UPDATE: Ascott Residence Trust reports 3Q19 gross profit rose 1 percent

Citadines Trafalgar Square London, which is owned by Ascott Residence Trust and managed by its sponsor The Ascott Limited. Image credit: Ascott Residence TrustCitadines Trafalgar Square London, which is owned by Ascott Residence Trust and managed by its sponsor The Ascott Limited. Image credit: Ascott Residence Trust

This article was originally published on Wednesday, 30 October 2019 at 8:25 A.M. SGT; it has since been updated with more details.

Ascott Residence Trust reported Wednesday its third quarter gross profit increased 1 percent on-year to S$65 million on changes to accounting for leases, partly offset by lower revenue.

Revenue for the quarter ended 30 September fell 2 percent on-year to S$132.4 million, mainly on the divestment of Ascott Raffles Place Singapore, the trust said in a filing to SGX. Revenue missed a forecast from Daiwa.

The distribution per unit (DPU) was 1.91 Singapore cents, up 5 percent from 1.82 Singapore cents in the year-ago quarter, Ascott Residence Trust said.

Adjusted to exclude the divestment gain from Ascott Raffles Place Singapore and the year-ago contributions from the property, DPU was 1.73 Singapore cents, up 1 percent from 1.72 Singapore cents in the year-ago period, the trust said.

Daiwa had forecast net property income of S$70.7 million on revenue of S$137.3 million, with a DPU of 1.91 Singapore cents.

For the quarter, gross profit from Belgium and Spain rose 29 percent and 13 percent, respectively, in local currency terms, on stronger leisure demand, the filing said.

Gross profit from Vietnam rose 7 percent in local currency terms on higher corporate demand, while the U.K.’s gross profit increased 5 percent in pound terms on higher corporate and leisure demand, the filing said.

For the nine-month period, Ascott Residence Trust reported gross profit rose 6 percent on-year to S$187.3 million on revenue of S$380.9 million, up 1 percent on-year. The DPS for the nine-month period was 5.34 Singapore cents, up 7 percent from 5.01 Singapore cents in the year-ago period, the filing said.

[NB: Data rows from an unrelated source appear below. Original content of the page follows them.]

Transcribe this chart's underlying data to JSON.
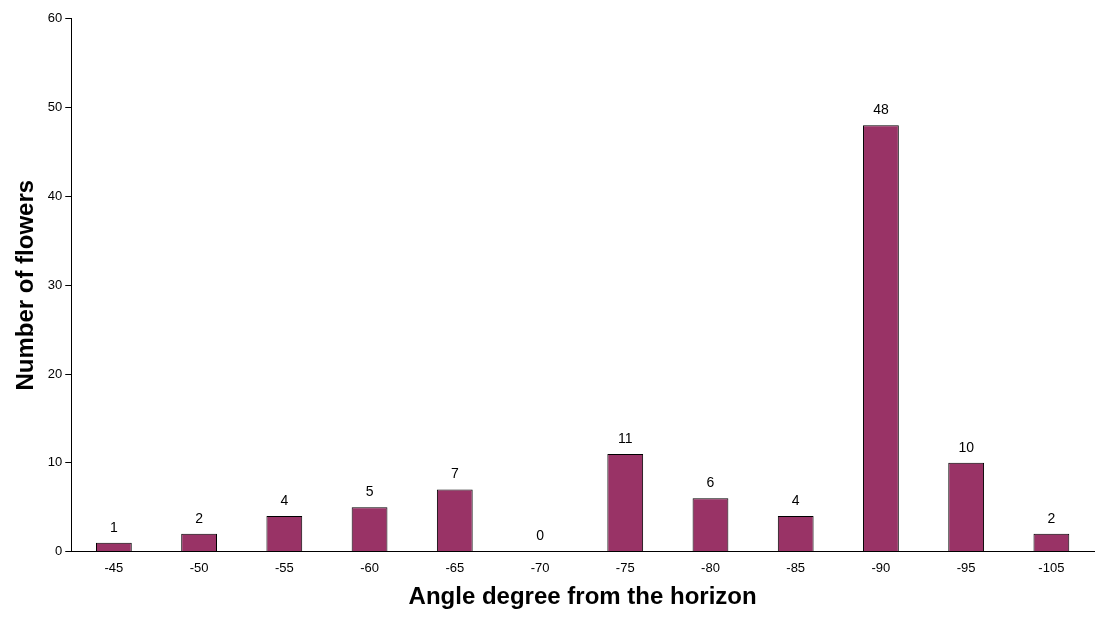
{
  "chart_data": {
    "type": "bar",
    "xlabel": "Angle degree from the horizon",
    "ylabel": "Number of flowers",
    "categories": [
      "-45",
      "-50",
      "-55",
      "-60",
      "-65",
      "-70",
      "-75",
      "-80",
      "-85",
      "-90",
      "-95",
      "-105"
    ],
    "values": [
      1,
      2,
      4,
      5,
      7,
      0,
      11,
      6,
      4,
      48,
      10,
      2
    ],
    "color": "#993366",
    "ylim": [
      0,
      60
    ],
    "yticks": [
      0,
      10,
      20,
      30,
      40,
      50,
      60
    ],
    "grid": false,
    "data_labels": true
  }
}
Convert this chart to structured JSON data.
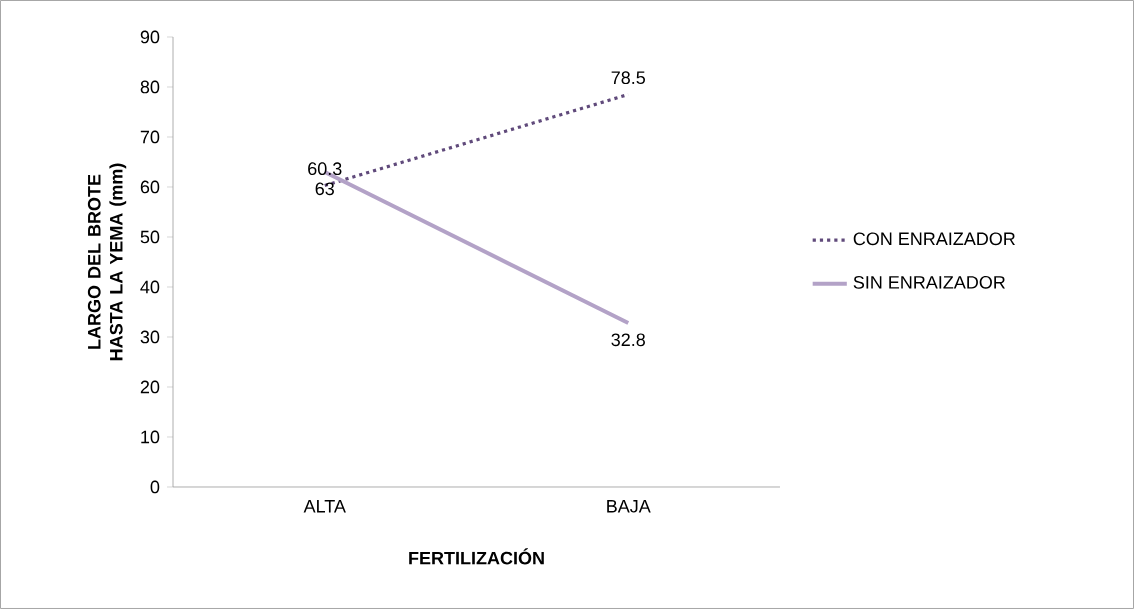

In the outlook, the REIT pointed to its planned merger with Ascendas Hospitality Trust, with the combination expected to be completed by year-end.

“With a debt headroom of about S$1.1 billion, we have the capacity to pursue yield-accretive acquisitions, development and conversion projects. Post-combination, we will continue to have the mandate to acquire lodging assets in any part of the world,” Beh Siew Kim, the CEO of the REIT’s manager, said in the statement.

“Besides Asia Pacific, we will also keep a lookout for quality assets in Europe and the USA. lyf one-north Singapore, our maiden development project and coliving property, is on track to open in 2021. Post-completion of Ascott Reit’s combination with AHTRUST, we will review the combined portfolio to assess opportunities for asset enhancements to maximise returns,” she added.

But the REIT added that growth in international tourist arrivals may moderate amid ongoing trade tensions and soft economic indicators. In some markets, new hotel room supply is expected to outpace demand, the REIT said.

Ascott Residence Trust has a portfolio of 74 properties, with more than 11,700 units in 37 cities across 14 countries in the Asia Pacific, Europe and the U.S.